D Colistimethate (Coly-Mycin), commonly referred to as colistin, is now being used again, often as one of the only drugs available to treat KPC. The other options are incorrect.

The nurse is administering a vancomycin (Vancocin) infusion. Which measure is appropriate for the nurse to implement in order to reduce complications that may occur with this drug's administration? a. Monitoring blood pressure for hypertension during the infusion b. Discontinuing the drug immediately if red man syndrome occurs c. Restricting fluids during vancomycin therapy d. Infusing the drug over at least 1 hour

D Infuse the medication over at least 1 hour to reduce the occurrence of red man syndrome. Adequate hydration (at least 2 liters of fluid in 24 hours) during vancomycin therapy is important for the prevention of nephrotoxicity. Hypotension may occur during the infusion, especially if it is given too rapidly.

The nurse is reviewing the medication orders for a patient who will be receiving linezolid (Zyvox) therapy. Which other medication or medication class, if ordered, would be a potential interaction concern? a. Calcium channel blockers b. Phenytoin c. Anticoagulants d. Selective serotonin reuptake inhibitor antidepressants

D Linezolid may cause serotonin syndrome when used concurrently with serotonergic drugs such as the selective serotonin-reuptake inhibitor antidepressants. The other drugs and drug classes do not cause interactions.

What does dose related mean in regards to methylphenidate?

It depends on the patients body weight?

Why must you ensure that a patient is HIV negative before prescribing PrEP?

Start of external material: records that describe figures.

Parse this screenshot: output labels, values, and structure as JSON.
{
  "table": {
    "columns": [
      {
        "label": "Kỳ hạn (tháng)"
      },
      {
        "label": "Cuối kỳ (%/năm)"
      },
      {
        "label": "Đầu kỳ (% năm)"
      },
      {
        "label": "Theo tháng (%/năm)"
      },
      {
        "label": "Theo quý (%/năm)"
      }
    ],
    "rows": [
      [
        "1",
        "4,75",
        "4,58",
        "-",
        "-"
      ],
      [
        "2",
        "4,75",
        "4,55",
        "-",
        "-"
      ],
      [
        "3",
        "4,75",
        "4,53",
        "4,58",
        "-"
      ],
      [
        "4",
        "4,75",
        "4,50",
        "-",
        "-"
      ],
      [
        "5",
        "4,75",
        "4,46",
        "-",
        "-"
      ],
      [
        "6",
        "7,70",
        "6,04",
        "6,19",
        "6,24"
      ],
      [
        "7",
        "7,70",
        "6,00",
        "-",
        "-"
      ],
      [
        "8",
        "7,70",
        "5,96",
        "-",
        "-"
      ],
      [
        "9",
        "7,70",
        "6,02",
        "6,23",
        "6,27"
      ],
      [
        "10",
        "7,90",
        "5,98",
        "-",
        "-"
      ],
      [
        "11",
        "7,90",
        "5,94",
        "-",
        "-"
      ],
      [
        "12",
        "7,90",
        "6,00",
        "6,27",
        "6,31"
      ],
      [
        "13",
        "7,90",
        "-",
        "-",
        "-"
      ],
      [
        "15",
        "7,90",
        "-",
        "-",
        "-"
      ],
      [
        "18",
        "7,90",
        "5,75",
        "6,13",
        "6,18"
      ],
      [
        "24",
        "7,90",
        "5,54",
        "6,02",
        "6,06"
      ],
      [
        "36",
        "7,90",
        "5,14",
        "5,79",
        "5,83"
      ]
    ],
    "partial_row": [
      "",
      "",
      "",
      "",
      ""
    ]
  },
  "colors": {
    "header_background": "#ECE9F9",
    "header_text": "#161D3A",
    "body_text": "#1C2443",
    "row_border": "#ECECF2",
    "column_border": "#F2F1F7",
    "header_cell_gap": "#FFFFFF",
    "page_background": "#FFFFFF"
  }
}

if they are positive they should be on PEP not PrEP

What is the purpose of obtaining trough and peak levels? When do you draw them?

trough- lowest level concentration in the blood, draw just prior to administration peak- highest concentration in the blood of the drug

What are the common drugs that interact with many antibiotics?

warfarin, alcohol, oral contraceptives, penicillins, cephalosporins, aminoglycosides, tetracyclines, etc.